Visually, Clapin wanted to depict a purgatory for Elsa with rich imagery of architecture, a forest, and outer space. Which is why the film is framed with corridors. “I wanted to meld all this territory together,” he added. “And I wanted from the beginning to mix live-action and animation and have them face each other: reality and imagination.”

The hand-drawn animation (an homage to the late ’70s “Captain Future” anime series) was handled by Xilam Animation (“I Lost My Body”), run by the film’s producer Marc du Pontavice. Four sequences comprising seven minutes tell a parallel story in which Elsa views herself as an alien, done in black-and-white to contrast the live-action.

“I wanted the animation to be storytelling from the soul perspective, and more restricted in its framing,” said Clapin. “We see the two of them having fun flying, and then there’s one in the middle, where she talks with her brother, and then we feel like we are in a ghost spaceship, where there is only two souls, the brother and the sister.

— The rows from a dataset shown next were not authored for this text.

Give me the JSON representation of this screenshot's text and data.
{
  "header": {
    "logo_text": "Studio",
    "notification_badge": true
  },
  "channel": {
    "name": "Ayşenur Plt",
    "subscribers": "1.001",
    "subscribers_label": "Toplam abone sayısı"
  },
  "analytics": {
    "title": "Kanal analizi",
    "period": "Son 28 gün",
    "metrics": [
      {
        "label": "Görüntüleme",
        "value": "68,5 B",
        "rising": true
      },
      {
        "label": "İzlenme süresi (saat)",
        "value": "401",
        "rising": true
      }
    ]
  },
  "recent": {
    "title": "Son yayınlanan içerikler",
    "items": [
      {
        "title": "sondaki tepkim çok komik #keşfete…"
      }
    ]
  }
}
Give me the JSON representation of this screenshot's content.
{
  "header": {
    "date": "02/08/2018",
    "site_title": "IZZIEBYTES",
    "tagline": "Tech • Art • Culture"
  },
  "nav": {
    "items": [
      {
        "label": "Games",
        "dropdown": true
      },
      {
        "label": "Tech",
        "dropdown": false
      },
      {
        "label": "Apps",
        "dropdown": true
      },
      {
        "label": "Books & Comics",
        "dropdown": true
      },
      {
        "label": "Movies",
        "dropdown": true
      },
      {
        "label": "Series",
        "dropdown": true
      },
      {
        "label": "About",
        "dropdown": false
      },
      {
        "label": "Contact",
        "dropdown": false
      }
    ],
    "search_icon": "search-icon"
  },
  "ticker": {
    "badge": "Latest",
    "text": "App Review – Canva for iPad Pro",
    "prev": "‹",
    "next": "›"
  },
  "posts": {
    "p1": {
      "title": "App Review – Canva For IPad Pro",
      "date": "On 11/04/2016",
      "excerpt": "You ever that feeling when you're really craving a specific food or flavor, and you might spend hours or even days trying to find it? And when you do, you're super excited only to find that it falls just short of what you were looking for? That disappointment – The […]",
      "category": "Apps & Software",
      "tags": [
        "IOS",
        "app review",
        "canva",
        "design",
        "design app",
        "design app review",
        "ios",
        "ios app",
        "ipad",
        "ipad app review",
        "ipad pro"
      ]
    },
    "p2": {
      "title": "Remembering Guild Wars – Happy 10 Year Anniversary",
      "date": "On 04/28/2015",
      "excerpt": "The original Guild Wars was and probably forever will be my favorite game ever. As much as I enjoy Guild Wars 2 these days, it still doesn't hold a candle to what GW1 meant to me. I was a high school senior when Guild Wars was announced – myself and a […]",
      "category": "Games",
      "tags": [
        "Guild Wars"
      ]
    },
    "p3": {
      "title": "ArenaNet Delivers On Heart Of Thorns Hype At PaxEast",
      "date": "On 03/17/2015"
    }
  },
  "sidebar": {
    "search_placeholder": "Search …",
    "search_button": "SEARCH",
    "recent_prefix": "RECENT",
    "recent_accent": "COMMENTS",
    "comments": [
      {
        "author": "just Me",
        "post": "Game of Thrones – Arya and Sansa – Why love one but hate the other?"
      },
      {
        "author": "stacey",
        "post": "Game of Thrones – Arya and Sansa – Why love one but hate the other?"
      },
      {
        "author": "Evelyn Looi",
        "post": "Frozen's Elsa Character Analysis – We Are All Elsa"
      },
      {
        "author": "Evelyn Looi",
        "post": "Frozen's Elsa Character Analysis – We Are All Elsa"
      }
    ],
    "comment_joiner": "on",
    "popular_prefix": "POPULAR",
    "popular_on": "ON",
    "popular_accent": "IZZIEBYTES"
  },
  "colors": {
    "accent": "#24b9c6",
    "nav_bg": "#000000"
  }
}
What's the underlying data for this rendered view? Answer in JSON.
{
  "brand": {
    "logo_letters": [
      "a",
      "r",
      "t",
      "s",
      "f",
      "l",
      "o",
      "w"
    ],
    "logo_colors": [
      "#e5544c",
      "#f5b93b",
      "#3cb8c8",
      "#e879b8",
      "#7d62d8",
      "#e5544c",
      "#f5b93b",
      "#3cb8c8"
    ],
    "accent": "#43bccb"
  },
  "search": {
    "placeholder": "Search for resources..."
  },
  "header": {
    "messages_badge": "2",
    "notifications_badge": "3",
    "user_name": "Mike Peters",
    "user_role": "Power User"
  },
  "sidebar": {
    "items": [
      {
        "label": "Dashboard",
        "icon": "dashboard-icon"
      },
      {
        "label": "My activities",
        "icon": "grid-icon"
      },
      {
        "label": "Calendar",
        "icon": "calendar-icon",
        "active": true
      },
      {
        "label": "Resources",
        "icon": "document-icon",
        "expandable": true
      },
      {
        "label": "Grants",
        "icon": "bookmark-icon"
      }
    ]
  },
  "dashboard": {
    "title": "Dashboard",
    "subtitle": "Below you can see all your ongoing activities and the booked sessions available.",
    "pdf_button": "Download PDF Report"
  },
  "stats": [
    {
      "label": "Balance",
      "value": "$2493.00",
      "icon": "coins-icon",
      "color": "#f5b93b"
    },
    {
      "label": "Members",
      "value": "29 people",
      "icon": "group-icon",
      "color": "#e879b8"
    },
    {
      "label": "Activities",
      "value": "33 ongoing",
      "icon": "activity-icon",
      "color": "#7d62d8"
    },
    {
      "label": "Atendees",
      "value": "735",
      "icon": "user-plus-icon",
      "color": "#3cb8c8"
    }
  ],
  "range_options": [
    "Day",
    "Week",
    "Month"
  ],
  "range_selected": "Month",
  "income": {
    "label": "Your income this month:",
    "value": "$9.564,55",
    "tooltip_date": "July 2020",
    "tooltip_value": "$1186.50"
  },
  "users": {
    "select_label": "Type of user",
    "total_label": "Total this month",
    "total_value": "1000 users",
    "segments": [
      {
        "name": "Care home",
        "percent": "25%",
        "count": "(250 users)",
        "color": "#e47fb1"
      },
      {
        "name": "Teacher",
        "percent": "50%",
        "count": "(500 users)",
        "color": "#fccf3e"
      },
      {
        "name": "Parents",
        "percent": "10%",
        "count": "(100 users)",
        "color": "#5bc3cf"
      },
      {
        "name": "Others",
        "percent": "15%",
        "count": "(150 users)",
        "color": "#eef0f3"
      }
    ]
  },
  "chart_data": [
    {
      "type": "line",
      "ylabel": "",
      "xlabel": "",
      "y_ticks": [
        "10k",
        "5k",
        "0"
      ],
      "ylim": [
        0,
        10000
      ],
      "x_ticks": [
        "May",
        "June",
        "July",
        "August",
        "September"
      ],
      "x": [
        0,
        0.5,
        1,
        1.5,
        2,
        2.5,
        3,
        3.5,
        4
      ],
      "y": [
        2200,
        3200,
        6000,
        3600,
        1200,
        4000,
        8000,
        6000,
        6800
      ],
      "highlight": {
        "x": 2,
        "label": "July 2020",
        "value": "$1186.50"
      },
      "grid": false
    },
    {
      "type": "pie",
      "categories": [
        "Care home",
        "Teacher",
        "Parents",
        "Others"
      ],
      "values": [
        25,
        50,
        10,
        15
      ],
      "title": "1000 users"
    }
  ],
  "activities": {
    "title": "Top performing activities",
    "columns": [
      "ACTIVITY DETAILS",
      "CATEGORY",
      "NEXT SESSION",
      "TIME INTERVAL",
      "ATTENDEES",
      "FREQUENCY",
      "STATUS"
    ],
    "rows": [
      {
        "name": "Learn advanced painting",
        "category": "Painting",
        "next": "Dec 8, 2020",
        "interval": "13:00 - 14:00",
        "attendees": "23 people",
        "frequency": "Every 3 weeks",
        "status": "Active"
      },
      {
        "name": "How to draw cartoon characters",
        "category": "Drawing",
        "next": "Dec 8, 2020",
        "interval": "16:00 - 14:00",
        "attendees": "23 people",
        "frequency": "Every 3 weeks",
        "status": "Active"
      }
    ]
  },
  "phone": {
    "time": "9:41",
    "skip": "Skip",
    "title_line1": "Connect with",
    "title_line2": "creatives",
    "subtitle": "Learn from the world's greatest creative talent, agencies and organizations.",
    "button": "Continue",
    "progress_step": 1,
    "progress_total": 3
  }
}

And the last part, Elsa has a choice to make and saying a kind of goodbye.”

The animation process is very intimate for Clapin: a mix of fantasy, memory, and magic. “You start with a still frame, and then you give the illusion of life by adding another one, another one,” he added. “And, actually, this is what Elsa is doing. She’s trying to keep her brother alive by imagination, drawing next to other drawings, continuing to live through animation.”

“Meanwhile on Earth” is now playing in select theaters.